- Costs of railway activity are once again to rise. This time the reason is PLN 100 million of compulsory insurance for carriers - that is, the compulsion for each tracks user to buy a policy in case of causing the most expensive train crash on the continent - warns Jakub Majewski from Pro Kolej foundation. While there still lasts a discussion about reducing barriers for entrepreneurship and moving traffic from congested roads to the tracks, we can see raising another adjustment that will deteriorate the competitiveness of rail. This time it is an attempt to find rather poor solutions against damage associated with railway accidents. Its basis can be found neither in the act on rail transport nor in the law on compulsory insurance. Neither the Insurance Law nor the railway or European law forces carriers to purchase hundred-million policies. Actually, policies in general are not required - because the financial security of railway carriers may be based on bank guarantees, reserves or equity. The initiative is not based also on some the bad experiences with the payment of compensation.

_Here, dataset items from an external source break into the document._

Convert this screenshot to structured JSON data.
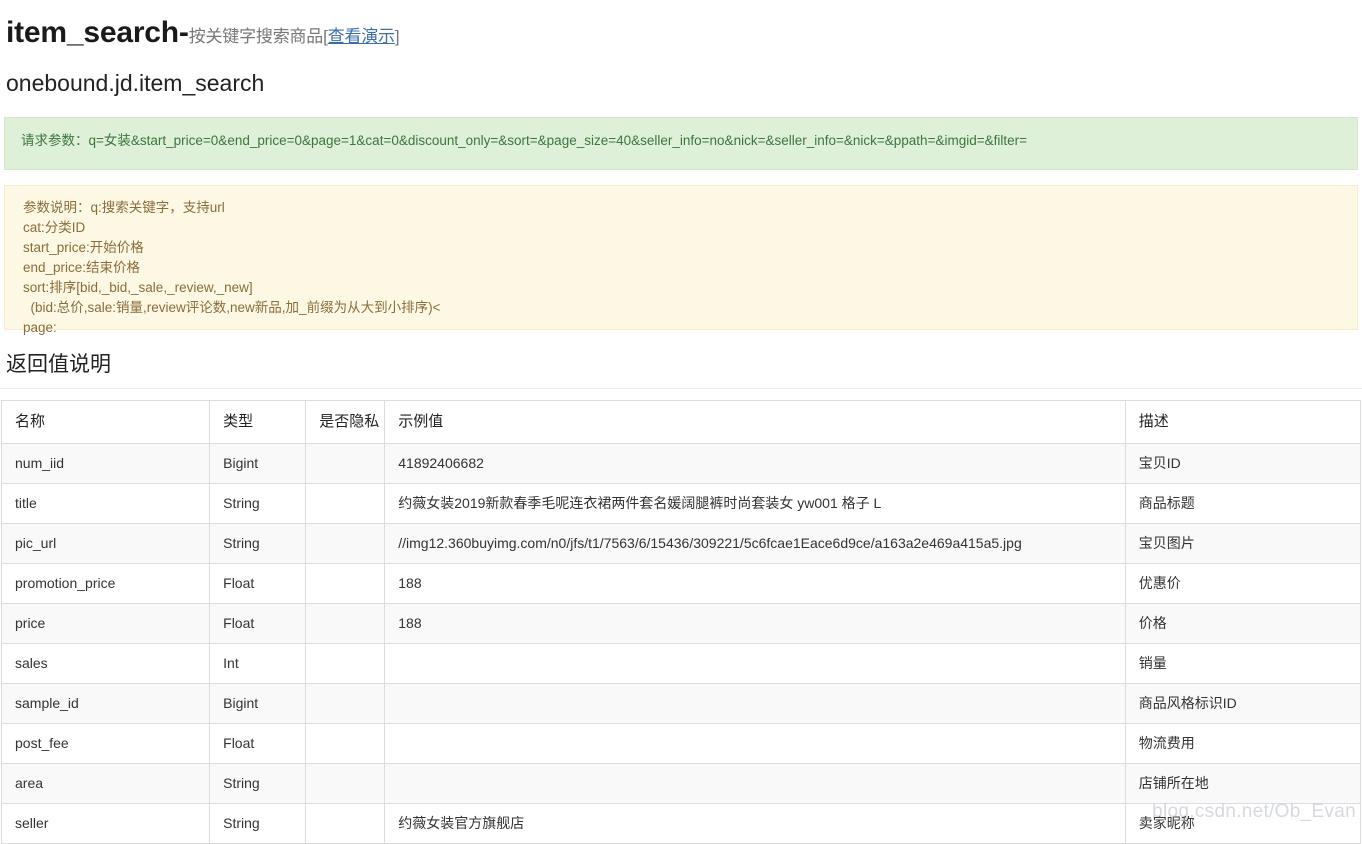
{
  "header": {
    "title_main": "item_search-",
    "title_sub": "按关键字搜索商品[",
    "title_link": "查看演示",
    "title_sub_close": "]",
    "api_name": "onebound.jd.item_search"
  },
  "request_box": {
    "text": "请求参数：q=女装&start_price=0&end_price=0&page=1&cat=0&discount_only=&sort=&page_size=40&seller_info=no&nick=&seller_info=&nick=&ppath=&imgid=&filter="
  },
  "params_box": {
    "lines": [
      "参数说明：q:搜索关键字，支持url",
      "cat:分类ID",
      "start_price:开始价格",
      "end_price:结束价格",
      "sort:排序[bid,_bid,_sale,_review,_new]",
      "  (bid:总价,sale:销量,review评论数,new新品,加_前缀为从大到小排序)<",
      "page:"
    ]
  },
  "return_section": {
    "title": "返回值说明",
    "columns": [
      "名称",
      "类型",
      "是否隐私",
      "示例值",
      "描述"
    ],
    "rows": [
      {
        "name": "num_iid",
        "type": "Bigint",
        "private": "",
        "example": "41892406682",
        "desc": "宝贝ID"
      },
      {
        "name": "title",
        "type": "String",
        "private": "",
        "example": "约薇女装2019新款春季毛呢连衣裙两件套名媛阔腿裤时尚套装女 yw001 格子 L",
        "desc": "商品标题"
      },
      {
        "name": "pic_url",
        "type": "String",
        "private": "",
        "example": "//img12.360buyimg.com/n0/jfs/t1/7563/6/15436/309221/5c6fcae1Eace6d9ce/a163a2e469a415a5.jpg",
        "desc": "宝贝图片"
      },
      {
        "name": "promotion_price",
        "type": "Float",
        "private": "",
        "example": "188",
        "desc": "优惠价"
      },
      {
        "name": "price",
        "type": "Float",
        "private": "",
        "example": "188",
        "desc": "价格"
      },
      {
        "name": "sales",
        "type": "Int",
        "private": "",
        "example": "",
        "desc": "销量"
      },
      {
        "name": "sample_id",
        "type": "Bigint",
        "private": "",
        "example": "",
        "desc": "商品风格标识ID"
      },
      {
        "name": "post_fee",
        "type": "Float",
        "private": "",
        "example": "",
        "desc": "物流费用"
      },
      {
        "name": "area",
        "type": "String",
        "private": "",
        "example": "",
        "desc": "店铺所在地"
      },
      {
        "name": "seller",
        "type": "String",
        "private": "",
        "example": "约薇女装官方旗舰店",
        "desc": "卖家昵称"
      }
    ]
  },
  "watermark": {
    "text": "blog.csdn.net/Ob_Evan"
  },
  "colors": {
    "request_bg": "#dff0d8",
    "request_text": "#3c763d",
    "params_bg": "#fcf8e3",
    "params_text": "#8a6d3b",
    "link": "#3b6ea8",
    "row_alt_bg": "#f9f9f9",
    "border": "#dddddd"
  }
}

When thinking of development of the rail market, we should reach for the road industry experience. Conducting business on the road - at least from the perspective of nearly overregulated railways - seems to be limited only by the entrepreneur's imagination. Instead of fighting with procedures, one can spend time on self-development of their business and its risks. This relates to the insurance area as well - because it does not devaluate the EU regulations that are quite similar for the road and rail carriers . "Road" regulation EC 1071/2009 determines the amount of liability of the carrier for 9 thousand Euros for the first vehicle and 5 thousand for each next. In order to reach the level of 100 million zł a carrier would have to operate almost 5 thousand vehicles; what is more, in a situation where the risk of accidents in road transport is twenty times higher than on tracks. A similar railway directive 95/18 / EC leaves the assessment to the carriers - because their activities are more diverse. However, the proportions are easy to grasp.
Therefore, administrative attempts to control railway companies and "push" them into a rigid framework of the Law on compulsory insurance will not help the industry. Quite the opposite - this will reduce the freedom of choice, eliminating flexible forms of security and instruments tailored to the specific business. It will also create a pressure on the cost of policies. On the other hand, the protection of victims will not enhance because administratively defined policy can fail to meet the actual events.
It is also possible that the goal of the insurance campaign is to promote the major carriers - able to afford even a hundred-million policy - and to inhibit the entry on the market even more, but reduced competitiveness of the industry will eventually have impact on all its participants. - Jakub Majewski, ProKolej foundation.